First, run docker ps to see the running containers and note down the container ID of the synapse server.

Next, exec into it and run bash.

docker exec -it <container-id> bash

Once you are inside the container, run the following command:

register_new_matrix_user -c /data/homeserver.yaml http://localhost:8008

This will prompt you for the username, password and whether you want to make this use an admin - select "yes" and it will create an admin account for you.

Now that the admin account is created, you can go ahead and run the synapse admin web console.

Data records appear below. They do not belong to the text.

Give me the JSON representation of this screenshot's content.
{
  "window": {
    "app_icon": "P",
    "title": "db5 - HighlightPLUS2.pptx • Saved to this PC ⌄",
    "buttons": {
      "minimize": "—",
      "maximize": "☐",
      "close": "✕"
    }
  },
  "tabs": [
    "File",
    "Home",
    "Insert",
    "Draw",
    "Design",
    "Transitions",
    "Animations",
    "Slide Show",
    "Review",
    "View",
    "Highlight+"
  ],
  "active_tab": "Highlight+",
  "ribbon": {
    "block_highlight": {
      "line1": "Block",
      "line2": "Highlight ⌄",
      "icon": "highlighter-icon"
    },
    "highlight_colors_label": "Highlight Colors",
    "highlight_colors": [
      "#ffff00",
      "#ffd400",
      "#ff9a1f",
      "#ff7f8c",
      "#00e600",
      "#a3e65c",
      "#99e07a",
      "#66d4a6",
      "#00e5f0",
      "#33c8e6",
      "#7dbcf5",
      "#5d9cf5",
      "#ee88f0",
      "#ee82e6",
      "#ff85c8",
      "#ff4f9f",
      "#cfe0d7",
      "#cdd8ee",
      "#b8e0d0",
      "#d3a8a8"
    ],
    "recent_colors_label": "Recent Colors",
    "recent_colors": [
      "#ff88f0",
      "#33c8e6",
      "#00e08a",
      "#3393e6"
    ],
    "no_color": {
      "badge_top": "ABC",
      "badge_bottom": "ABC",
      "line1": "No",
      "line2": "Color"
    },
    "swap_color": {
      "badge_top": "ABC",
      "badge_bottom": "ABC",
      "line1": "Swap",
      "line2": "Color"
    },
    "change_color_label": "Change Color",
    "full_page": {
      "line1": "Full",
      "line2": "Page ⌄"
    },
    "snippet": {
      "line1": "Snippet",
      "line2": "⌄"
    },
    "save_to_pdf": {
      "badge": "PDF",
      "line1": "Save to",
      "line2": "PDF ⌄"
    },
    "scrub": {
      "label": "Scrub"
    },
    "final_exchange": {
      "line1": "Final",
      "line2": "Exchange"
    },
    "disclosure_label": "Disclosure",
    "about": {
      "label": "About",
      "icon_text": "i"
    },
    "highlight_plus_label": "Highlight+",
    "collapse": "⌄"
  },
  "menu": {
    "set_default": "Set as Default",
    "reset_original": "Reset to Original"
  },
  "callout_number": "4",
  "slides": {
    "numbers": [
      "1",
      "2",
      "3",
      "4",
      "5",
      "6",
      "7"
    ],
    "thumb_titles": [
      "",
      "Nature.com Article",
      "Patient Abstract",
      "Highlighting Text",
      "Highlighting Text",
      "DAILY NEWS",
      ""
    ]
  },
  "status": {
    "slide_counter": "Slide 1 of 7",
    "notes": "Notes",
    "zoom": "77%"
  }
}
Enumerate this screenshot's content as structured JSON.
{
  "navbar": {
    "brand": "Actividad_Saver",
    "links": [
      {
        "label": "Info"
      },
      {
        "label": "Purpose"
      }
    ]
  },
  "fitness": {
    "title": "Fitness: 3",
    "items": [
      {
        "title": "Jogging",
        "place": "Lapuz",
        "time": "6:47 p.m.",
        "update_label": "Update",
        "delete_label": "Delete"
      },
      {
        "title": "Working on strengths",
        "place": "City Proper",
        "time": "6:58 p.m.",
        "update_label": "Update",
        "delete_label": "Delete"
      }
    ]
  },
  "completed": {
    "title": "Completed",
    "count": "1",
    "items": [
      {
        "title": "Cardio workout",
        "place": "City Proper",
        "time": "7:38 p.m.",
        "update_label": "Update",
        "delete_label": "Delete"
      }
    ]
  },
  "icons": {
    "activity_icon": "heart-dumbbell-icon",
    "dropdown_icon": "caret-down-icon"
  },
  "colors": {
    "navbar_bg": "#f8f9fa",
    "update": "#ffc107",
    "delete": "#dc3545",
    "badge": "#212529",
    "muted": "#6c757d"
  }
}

You can run it with docker with this command:

docker run -p 8080:80 awesometechnologies/synapse-admin

You don't have to run this on your VPS, instead, you can do it on your local machine as well. This will make the admin console available to use at http://localhost:8080

You need to set your homeserver URL here so that the console will be able to communicate with the admin API. But since we are not exposing our Synapse admin API to the Internet with nginx reverse proxy, you need to create an SSH tunnel from your machine to the private docker network where the Synapse server is actually running. You can do that very easily with this simple command:

ssh -N -L 127.0.0.1:8008:10.10.10.2:8008 root@<YOUR-VPS-IP>

This will create a tunnel and redirect all the traffic from your 127.0.0.1 port 8008 to 10.10.10.2 port 8008 in your VPS's docker network where the Synapse server is running.

So, now you can set your homeserver URL to http://127.0.0.1:8008 and then input your admin account credentials to login to the admin console.

You can now manage your homeserver - like manage, add, delete users, create rooms, manage federation, etc.